Cyber crime, or computer oriented crime, is crime that involves a computer and a network. The computer may have been used in the commission of a crime, or it may be the target. Cyber crimes can be defined as: "Offences that are committed against individuals or groups of individuals with a criminal motive to intentionally harm the reputation of the victim or cause physical or mental harm, or loss, to the victim directly or indirectly, using modern telecommunication networks such as Internet (networks including but not limited to Chat rooms, emails, notice boards and groups) and mobile phones (Bluetooth/SMS/MMS)". Cyber crime may threaten a person or a nation's security and financial health. Issues surrounding these types of crimes have become high-profile, particularly those surrounding hacking, copyright infringement, unwarranted mass-surveillance, sextortion, child pornography, and child grooming. There are also problems of privacy when confidential information is intercepted or disclosed, lawfully or otherwise. Debarati Halder and K. Jaishankar further define cyber crime from the perspective of gender and defined 'cyber crime against women' as "Crimes targeted against women with a motive to intentionally harm the victim psychologically and physically, using modern telecommunication networks such as internet and mobile phones". Internationally, both governmental and non-state actors engage in cyber crimes, including espionage, financial theft, and other cross-border crimes. Activity crossing international borders and involving the interests of at least one nation state is sometimes referred to as cyber warfare.
Cyber Security Spending and Resources
Global spending to combat cybercrime will top $80 billion this year, with organizations increasingly focusing on detection and response because taking preventive approaches have not been successful in blocking malicious attacks.

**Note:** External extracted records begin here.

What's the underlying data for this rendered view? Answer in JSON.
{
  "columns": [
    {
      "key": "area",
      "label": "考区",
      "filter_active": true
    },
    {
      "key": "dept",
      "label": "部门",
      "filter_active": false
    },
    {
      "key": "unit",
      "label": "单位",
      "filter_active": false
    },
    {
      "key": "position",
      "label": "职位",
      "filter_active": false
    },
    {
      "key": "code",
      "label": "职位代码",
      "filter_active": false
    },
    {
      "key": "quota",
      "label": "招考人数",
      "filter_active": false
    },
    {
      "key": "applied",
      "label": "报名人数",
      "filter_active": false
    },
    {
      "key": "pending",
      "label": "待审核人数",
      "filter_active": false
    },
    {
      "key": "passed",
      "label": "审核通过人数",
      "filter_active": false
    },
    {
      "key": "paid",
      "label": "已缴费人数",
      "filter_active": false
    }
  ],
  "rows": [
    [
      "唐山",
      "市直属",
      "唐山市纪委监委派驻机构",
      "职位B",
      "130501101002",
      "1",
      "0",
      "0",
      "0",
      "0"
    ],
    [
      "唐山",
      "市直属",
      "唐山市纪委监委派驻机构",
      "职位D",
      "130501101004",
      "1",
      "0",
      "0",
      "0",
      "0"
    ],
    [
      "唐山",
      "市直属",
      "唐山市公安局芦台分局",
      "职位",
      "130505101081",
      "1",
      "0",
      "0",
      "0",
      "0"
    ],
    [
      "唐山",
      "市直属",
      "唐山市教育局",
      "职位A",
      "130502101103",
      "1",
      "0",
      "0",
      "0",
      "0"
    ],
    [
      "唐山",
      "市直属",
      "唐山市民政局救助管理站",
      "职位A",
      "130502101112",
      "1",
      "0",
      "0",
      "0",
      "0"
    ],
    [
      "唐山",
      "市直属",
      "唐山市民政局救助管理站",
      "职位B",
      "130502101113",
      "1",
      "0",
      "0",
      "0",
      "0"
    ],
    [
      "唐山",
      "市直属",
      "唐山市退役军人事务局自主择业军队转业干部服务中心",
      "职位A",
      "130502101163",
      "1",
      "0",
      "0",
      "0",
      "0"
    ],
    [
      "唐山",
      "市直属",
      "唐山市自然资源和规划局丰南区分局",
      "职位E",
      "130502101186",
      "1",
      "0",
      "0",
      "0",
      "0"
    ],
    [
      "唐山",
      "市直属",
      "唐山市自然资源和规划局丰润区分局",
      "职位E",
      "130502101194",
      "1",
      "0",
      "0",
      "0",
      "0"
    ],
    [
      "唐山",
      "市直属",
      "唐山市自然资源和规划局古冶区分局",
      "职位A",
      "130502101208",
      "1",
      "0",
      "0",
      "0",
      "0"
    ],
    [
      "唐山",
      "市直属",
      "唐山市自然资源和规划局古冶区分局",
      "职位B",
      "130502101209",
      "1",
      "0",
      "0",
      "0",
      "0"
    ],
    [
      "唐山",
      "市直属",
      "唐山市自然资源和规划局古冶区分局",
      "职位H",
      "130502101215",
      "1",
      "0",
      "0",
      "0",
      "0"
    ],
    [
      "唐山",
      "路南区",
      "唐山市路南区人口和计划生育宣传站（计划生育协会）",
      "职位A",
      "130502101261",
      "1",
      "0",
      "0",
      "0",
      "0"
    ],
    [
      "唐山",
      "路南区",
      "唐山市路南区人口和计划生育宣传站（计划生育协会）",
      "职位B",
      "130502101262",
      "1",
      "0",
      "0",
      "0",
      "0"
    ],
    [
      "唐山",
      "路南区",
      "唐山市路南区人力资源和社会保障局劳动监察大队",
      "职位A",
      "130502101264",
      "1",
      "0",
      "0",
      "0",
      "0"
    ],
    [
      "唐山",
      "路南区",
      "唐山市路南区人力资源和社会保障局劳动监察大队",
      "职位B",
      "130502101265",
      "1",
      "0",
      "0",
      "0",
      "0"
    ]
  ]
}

Spending on cyber insurance has swelled, primarily in the U.S., from $1 billion two years ago to $2.5 billion in 2016. Experts expect dramatic growth in the next five years as the insurance concept spreads globally.
In 2016, 62 percent of organizations used managed security services for at least part of their cybercrime defenses, according to PwC’s “The Global State of Information Security” report.
Just half of the global organizations PwC surveyed reported that they already use advanced big data analytics to model for and identify threats. Meanwhile, machine learning techniques are adding significant muscle to fraud detection and application security efforts.